Yukarıda açıklanan ilke ve esaslar çerçevesinde değerlendirme yapılacak olursa, somut olayda davacının iş sözleşmesinin feshi ile ilgili yasal dayanakların 4857 sayılı İş Kanunu ile birlikte Bakanlar Kurulu kararı ile ülke genelinde ilan edilen Olağanüstü Hal kapsamında çıkartılan kanun hükmünde kararnameler olduğu konusunda tereddüt bulunmamaktadır. Söz konusu kararnamelerin iş sözleşmesi ile çalışan işçilere yönelik hükümleri incelendiğinde, gerek 667 sayılı KHK’nin 4. maddesi gerekse 673 sayılı KHK’nin 7. maddesinde bu kanun hükmünde kararnameler kapsamında iş sözleşmesi feshedilen işçilerin bir daha yeniden doğrudan veya dolaylı olarak eski işinde veya benzer işlerde görevlendirilemeyecekleri, bunların işe iadesinin mümkün olmadığı şeklinde emredici nitelikte düzenlemelerin yer aldığı görülecektir. Bu yasal düzenlemelerin nitelik itibariyle, kamu düzenine ilişkin ve açıkça emredici nitelikte olduğu değerlendirildiğinde, açılacak davalarda taraflarca hazırlama ilkesine üstünlük tanınamayacağı göz önüne alınmalıdır. Bu itibarla, ilgili kanun hükmünde kararnameler kapsamındaki fesihlere ilişkin olarak açılan işe iade davalarında, taraflarca hazırlama ilkesi yerine istisnai nitelikteki kendiliğinden araştırma ilkesinin uygulanması gerekmektedir.

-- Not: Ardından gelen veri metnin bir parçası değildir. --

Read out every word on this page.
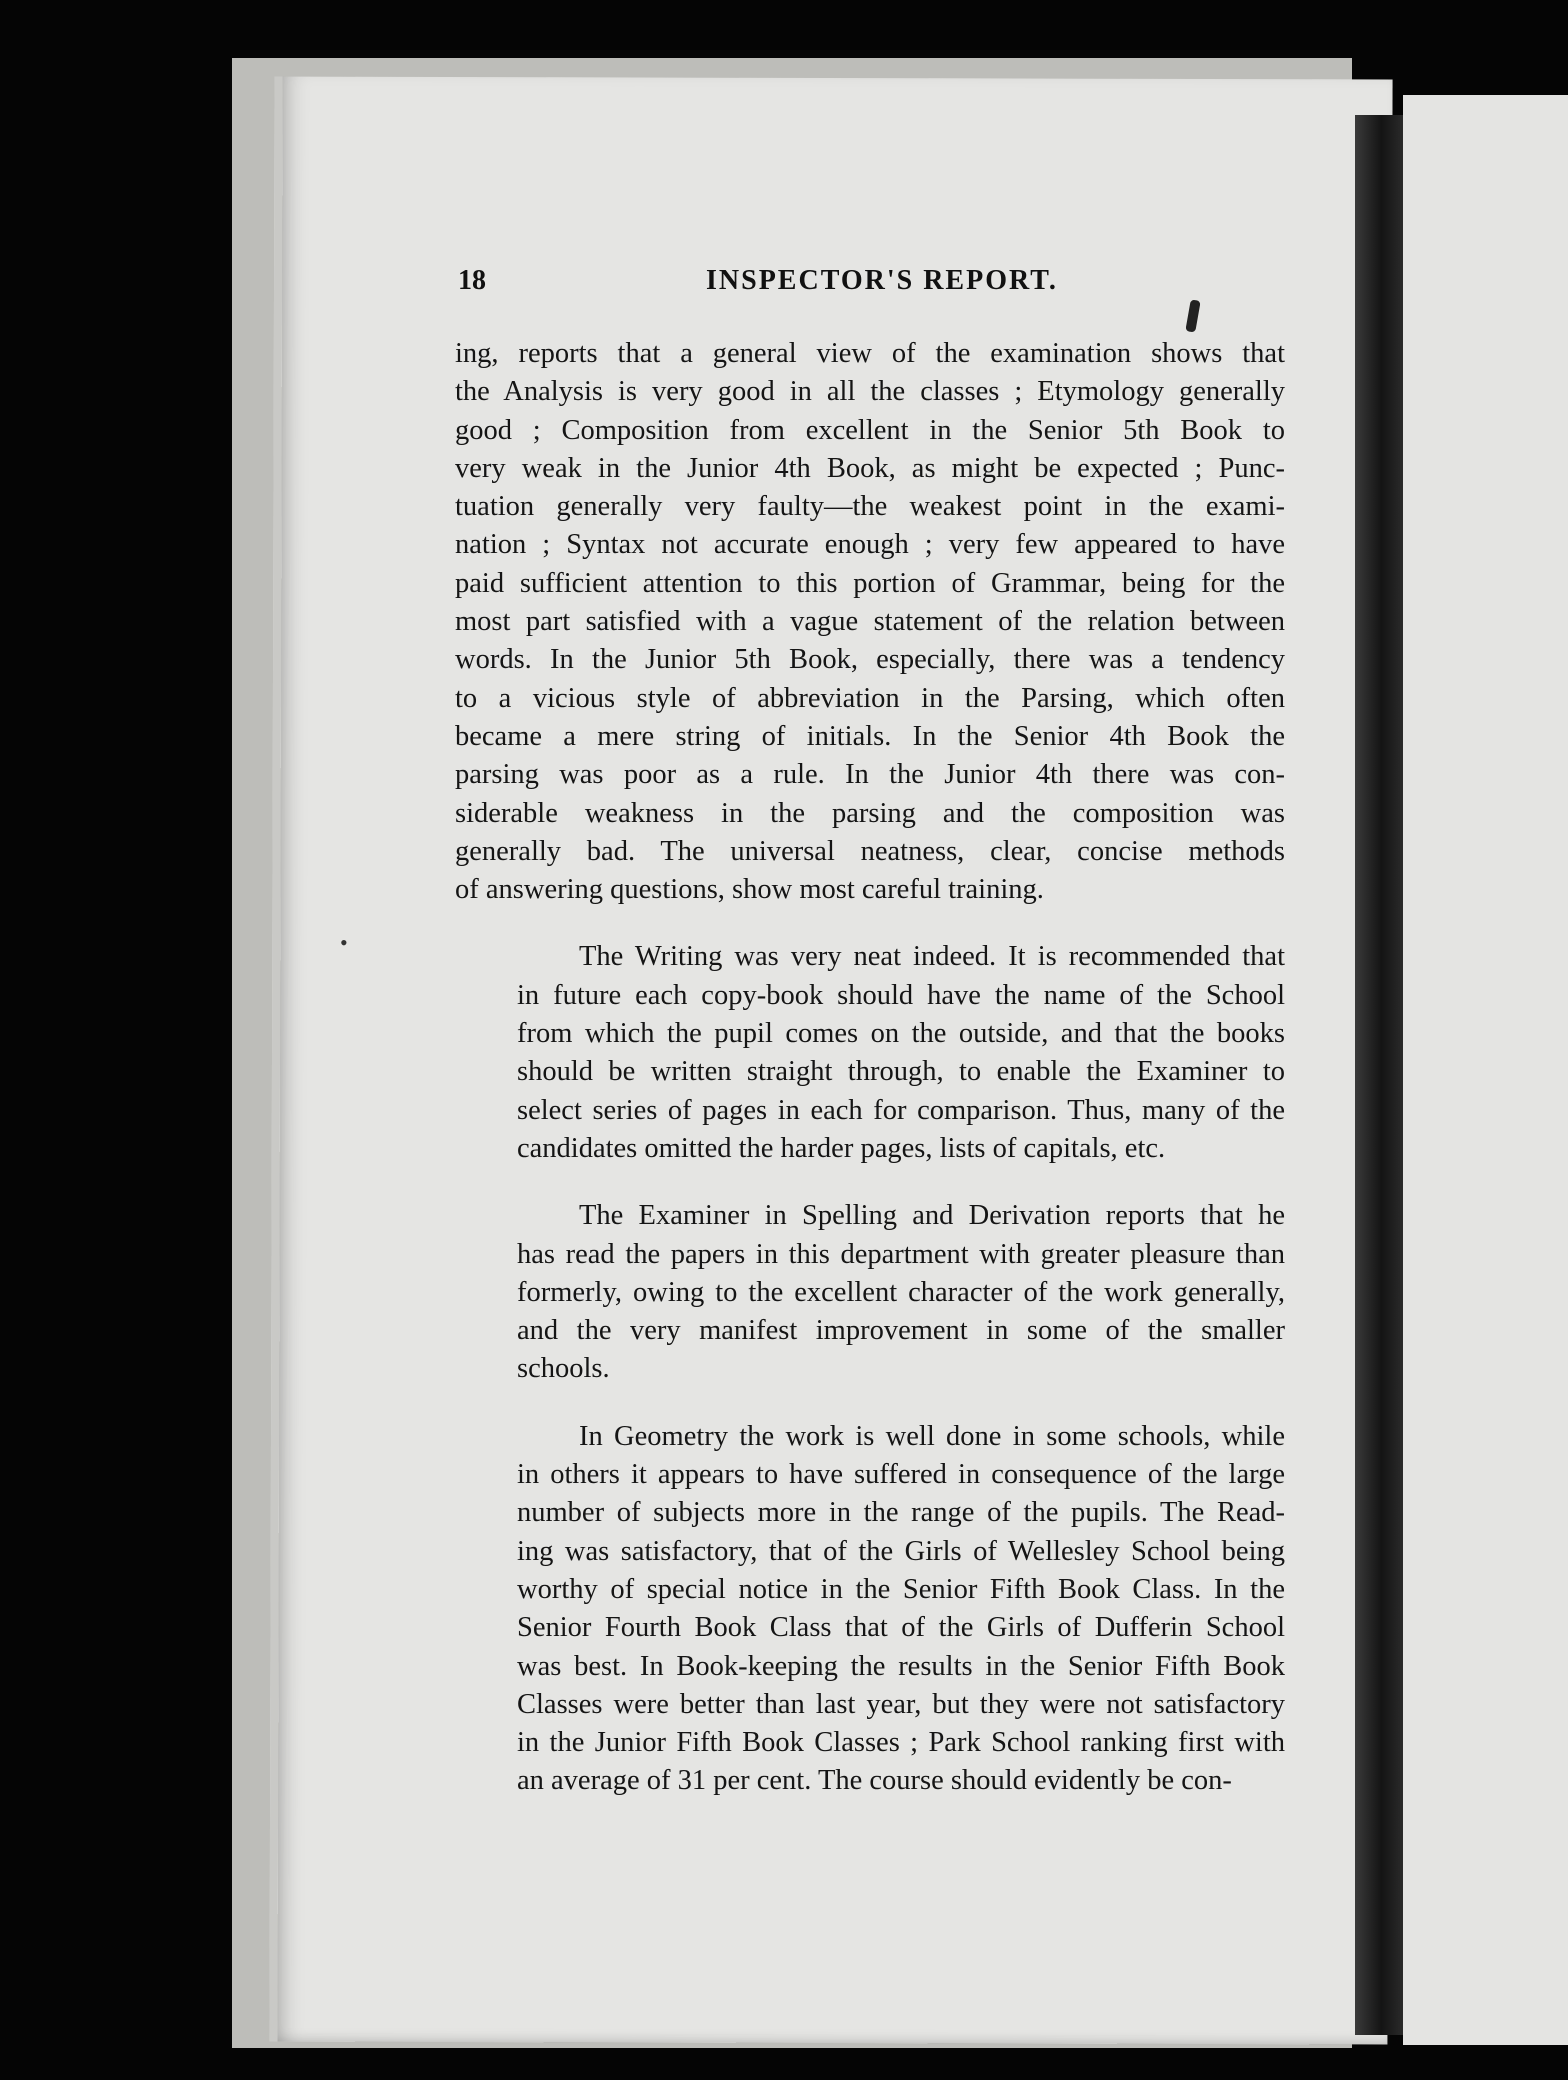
18	INSPECTOR'S REPORT.
•

ing, reports that a general view of the examination shows that
the Analysis is very good in all the classes ; Etymology generally
good ; Composition from excellent in the Senior 5th Book to
very weak in the Junior 4th Book, as might be expected ; Punc-
tuation generally very faulty—the weakest point in the exami-
nation ; Syntax not accurate enough ; very few appeared to have
paid sufficient attention to this portion of Grammar, being for the
most part satisfied with a vague statement of the relation between
words. In the Junior 5th Book, especially, there was a tendency
to a vicious style of abbreviation in the Parsing, which often
became a mere string of initials. In the Senior 4th Book the
parsing was poor as a rule. In the Junior 4th there was con-
siderable weakness in the parsing and the composition was
generally bad. The universal neatness, clear, concise methods
of answering questions, show most careful training.

The Writing was very neat indeed. It is recommended that
in future each copy-book should have the name of the School
from which the pupil comes on the outside, and that the books
should be written straight through, to enable the Examiner to
select series of pages in each for comparison. Thus, many of the
candidates omitted the harder pages, lists of capitals, etc.

The Examiner in Spelling and Derivation reports that he
has read the papers in this department with greater pleasure than
formerly, owing to the excellent character of the work generally,
and the very manifest improvement in some of the smaller
schools.

In Geometry the work is well done in some schools, while
in others it appears to have suffered in consequence of the large
number of subjects more in the range of the pupils. The Read-
ing was satisfactory, that of the Girls of Wellesley School being
worthy of special notice in the Senior Fifth Book Class. In the
Senior Fourth Book Class that of the Girls of Dufferin School
was best. In Book-keeping the results in the Senior Fifth Book
Classes were better than last year, but they were not satisfactory
in the Junior Fifth Book Classes ; Park School ranking first with
an average of 31 per cent. The course should evidently be con-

Buna göre görülmekte olan davada, sözleşmenin feshine dayanak bilgi ve belgelerin mahkemece resen araştırılması gerekmekte ise de, dosyada sadece Erzurum Cumhuriyet Baş Savcılığına davacı hakkında soruşturma veya kovuşturma olup olmadığı yönünde yazılan yazı cevabi ile yetinildiği, bu yönde başkaca bir araştırma yapılmadığı anlaşılmaktadır. Davacının iş sözleşmesinin feshine dayanak objektif değerlendirmelerin neler olduğu, hangi bilgi ve belgelerin feshe gerekçe yapıldığı davalı bankadan sorularak; bunun yanında resen araştırma ilkesi kapsamında davacı hakkında mevcut ise adli ya da idari soruşturma evrakları, Emniyet Genel Müdürlüğü ve Jandarma Genel Komutanlığı’nın Terörle Mücadele, Kaçakçılık, Organize Suçlar ve İstihbarat ile ilgili birimlerinden ve Bilgi Teknolojileri Kurumu’ndan getirtilmeli, varsa davacı ile ilgili bilgi ve belgeler ile yine Bank Asya nezdinde açılmış mevduat hesapları, hesap hareketleri ve bankacılığa ilişkin işlemler olup olmadığı sorulmalı, tüm bilgi ve belgeler değerlendirilerek ulaşılacak sonuca göre hüküm kurulmalıdır. Eksik incelemeyle yazılı gerekçe ile ilk derece mahkemesi kararının kaldırılarak davacının davasının kabulüne karar verilmesi hatalı olup bozmayı gerektirir."

19. Yargıtay 22. Hukuk Dairesinin 24/4/2018tarihli ve E.2018/3002, K.2018/9593 sayılı kararının ilgili kısmı şöyledir:

"Davacının iş akdi, hakkında .... C.Savcılığı tarafından bylock kullanıcısı olduğu iddiasıyla soruşturma başlatılmış olması, hakkında yurt dışı çıkış yasağı ve adli kontrol kararı verilmesi akabinde, davalı işyerinin faaliyet alanı bakımından stratejik önem taşıyan durumu gözetilerek çalıştırılmasında sakınca bulunduğu gerekçesiyle İş K. 25/II e-h-ı maddeleri gereğince haklı neden iddiasıyla feshedilmiştir. İlk Derece Mahkemesi ise feshin şüphe feshi olduğu ve davalının özel durumu gözetilerek geçerli nedene dayalı olduğu kabulüyle davanın reddine karar verilmiş olup, davacı tarafın istinaf başvurusu Bölge Adliye Mahkemesi taralından da aynı gerekçelerle esastan reddetmiştir.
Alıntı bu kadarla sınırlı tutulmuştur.